Effective Objective-C 2.0:Item 25: Always Prefix Category Names on Third-Party Classes

Item 25: Always Prefix Category Names on Third-Party Classes

Categories are commonly used to add functionality to an existing class for which you don’t own the source code. This is an extremely powerful feature, but it is also very easy to overlook a problem that can arise when doing so. The problem stems from the fact that methods in a category are added to the class as if they were part of the class itself. This happens at runtime when the category is loaded. The runtime goes through each method implemented by a category and adds it to the class’s method list. If a method in a category already exists, the category method wins and becomes the implementation of that method. This overriding can happen over and over again in fact, so a method in one category can override a method in another category that overrides a method in the main class implementation. The last category to be loaded wins.

For example, suppose that you decide to add a category on NSString to provide some helper methods for dealing with strings related to HTTP URLs. You may decide to define the category like this:

@interface NSString (HTTP)

// Encode a string with URL encoding
- (NSString*)urlEncodedString;

// Decode a URL encoded string
- (NSString*)urlDecodedString;

@end

This reads absolutely fine here, but consider what might happen if another category is added that also adds methods to NSString. The second category might also add a method called urlEncodedString but might implement it slightly differently and incorrectly for your purposes. If loaded after your category, the second category will win, and your code will be calling the implementation defined in that category. This may cause your own code to not work properly, as it will get unexpected results. This bug may be hard to track down, as you may not know that your implementation of urlEncodedString is not the code being run.

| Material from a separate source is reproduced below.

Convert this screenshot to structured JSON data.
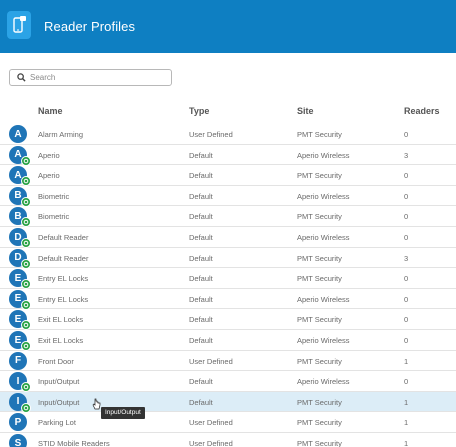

A typical way to overcome this problem is to namespace the category name and the methods it defines.The only way within Objective-C to namespace is to prepend names with a common prefix. Just as you should do with classes (see Item 15), you should choose a prefix that suits the situation. Often, the prefix will be the same one used with the rest of your application or library. Thus, the NSStringcategory might become the following for a prefix of ABC:

@interface NSString (ABC_HTTP)

// Encode a string with URL encoding
- (NSString*)abc_urlEncodedString;

// Decode a URL encoded string
- (NSString*)abc_urlDecodedString;

@end

Technically, you don’t have to namespace the name of the category itself. Nothing goes wrong if you have two categories named the same. But it’s not good practice, and you will get a compiler warning that looks like this:

warning: duplicate definition of category 'HTTP' on interface
'NSString'

It is not impossible for another category to override your method, but it’s now much less likely, since another library is unlikely to use the same prefix. It also avoids the potential for the developer of the class to add in an update a method that clashes with your added method. For instance, if Apple were to add the method urlEncodedString to NSString, your method of the same name would override Apple’s, which is undesirable, since other users of NSString may be expecting the output from Apple’s implementation. Or Apple’s implementation may include side effects that your method does not provide and potentially produce inconsistencies internally, producing bugs that are hard to find.

You also need to remember that methods added to a class in a category are available to every single instance of that class within your application. If you add methods to a system-supplied class, such asNSStringNSArray or NSNumber, for example, every instance of those classes will be able to call your added methods even if they are not created from your own code. If you accidentally override a method by using the category or clash with a category added by a third-party library, strange bugs can occur because you think it’s your code being executed when it’s not. Similarly, purposefully overriding methods in a category is bad practice, especially if your code will form a library used by other developers who might rely on the existing functionality, for instance. Worse still, another developer may override the same method, in which case the method winning in the overriding process is undefined. This is another example of why you should namespace method names in categories.

Things to Remember

Image Always prepend your naming prefix to the names of categories you add to classes that are not your own.

Image Always prepend your naming prefix to the method names within categories you add to classes that are not your own.